Now he is following a similar policy. "Kurt may not have come here with a Lincoln diploma but he has the smarts."

He is innovative, Jim says. An example is Kurt's creation of lamb-finishing pastures. In one drill, he plants plantain and rape. The rape lasts for summer and the plantain through the winter. In spring, chicory and clover are broadcast on to the former rape-plantain fields from the same pass as maintenance fertiliser, ensuring no time lag for new pasture.

Kurt has also shown he is not afraid of hard work. "Then there is the softer issue: What is this person like as a human being, his relationship to other people, his contribution to the community? All of that seems to be in place."

Jim says the offer of an equity partnership came up because he and Marilyn wanted to keep Kurt as their manager. "Our view was if we financed Kurt and Lisa into a farm, they would be likely to stay here for a longer period of time than they might have done."

Kurt says he is "honoured to be here".

Lisa, who was a Briscoes manager before having Beauden, says, "It is nice to have that security. We know we will be here for a long time, in a strong community of traditional family farms with good community-minded people."

The couple are stalwarts of the local rugby club, Tuhirangi, with Kurt the team manager and Lisa the secretary.
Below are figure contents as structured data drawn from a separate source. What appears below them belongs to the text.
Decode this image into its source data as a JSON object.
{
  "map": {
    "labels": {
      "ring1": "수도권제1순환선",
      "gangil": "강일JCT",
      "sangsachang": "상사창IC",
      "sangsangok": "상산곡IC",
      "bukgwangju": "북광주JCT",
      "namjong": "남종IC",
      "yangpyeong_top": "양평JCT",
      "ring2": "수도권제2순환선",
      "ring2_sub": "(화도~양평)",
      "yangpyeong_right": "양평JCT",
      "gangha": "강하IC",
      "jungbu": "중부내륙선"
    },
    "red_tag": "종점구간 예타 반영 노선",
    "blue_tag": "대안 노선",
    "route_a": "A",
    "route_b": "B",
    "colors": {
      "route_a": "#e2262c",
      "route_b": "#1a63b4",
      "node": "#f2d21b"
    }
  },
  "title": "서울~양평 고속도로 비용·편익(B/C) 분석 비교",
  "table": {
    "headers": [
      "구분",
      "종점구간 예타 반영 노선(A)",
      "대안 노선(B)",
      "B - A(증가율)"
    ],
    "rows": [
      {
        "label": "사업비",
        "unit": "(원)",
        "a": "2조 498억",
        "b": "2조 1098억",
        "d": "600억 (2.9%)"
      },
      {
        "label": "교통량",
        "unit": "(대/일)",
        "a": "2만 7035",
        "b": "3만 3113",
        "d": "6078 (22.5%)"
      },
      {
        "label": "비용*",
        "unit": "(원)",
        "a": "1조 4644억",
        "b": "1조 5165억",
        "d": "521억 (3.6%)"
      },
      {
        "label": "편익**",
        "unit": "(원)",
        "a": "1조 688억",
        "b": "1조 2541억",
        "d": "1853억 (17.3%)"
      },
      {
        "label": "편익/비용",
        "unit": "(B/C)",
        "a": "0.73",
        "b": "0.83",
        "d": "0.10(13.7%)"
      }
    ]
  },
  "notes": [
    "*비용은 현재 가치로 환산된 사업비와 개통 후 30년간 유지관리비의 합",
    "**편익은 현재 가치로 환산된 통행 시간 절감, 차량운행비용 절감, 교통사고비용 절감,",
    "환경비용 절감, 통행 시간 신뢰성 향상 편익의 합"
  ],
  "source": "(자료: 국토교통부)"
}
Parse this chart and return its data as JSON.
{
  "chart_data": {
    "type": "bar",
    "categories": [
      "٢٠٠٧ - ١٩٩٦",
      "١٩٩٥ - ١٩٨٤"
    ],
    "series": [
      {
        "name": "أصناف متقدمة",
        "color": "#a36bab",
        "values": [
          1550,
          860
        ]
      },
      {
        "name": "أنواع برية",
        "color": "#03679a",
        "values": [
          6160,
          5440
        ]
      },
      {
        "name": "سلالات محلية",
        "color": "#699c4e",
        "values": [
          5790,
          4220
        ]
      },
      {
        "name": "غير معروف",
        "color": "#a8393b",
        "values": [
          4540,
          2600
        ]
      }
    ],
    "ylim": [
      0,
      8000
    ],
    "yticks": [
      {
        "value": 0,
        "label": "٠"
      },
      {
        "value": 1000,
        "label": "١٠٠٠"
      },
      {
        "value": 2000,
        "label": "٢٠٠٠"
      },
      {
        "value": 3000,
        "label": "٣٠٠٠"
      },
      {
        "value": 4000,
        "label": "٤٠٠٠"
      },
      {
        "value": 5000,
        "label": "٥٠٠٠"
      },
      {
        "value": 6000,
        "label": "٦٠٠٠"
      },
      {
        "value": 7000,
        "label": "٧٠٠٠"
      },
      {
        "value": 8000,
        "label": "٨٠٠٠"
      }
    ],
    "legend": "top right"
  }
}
Kurt says the onus is now on him to be worthy of the Laws' faith in him, but Jim says he only has to produce his normal performance. "Kurt's got his diploma studies, his new baby, new staff, new land to bring in to the operation - there's so much stuff to do.

"When he gets his head above it I'll think of other opportunities to extend him, such as a role on the board of Taratahi. He'd be a great example for the students."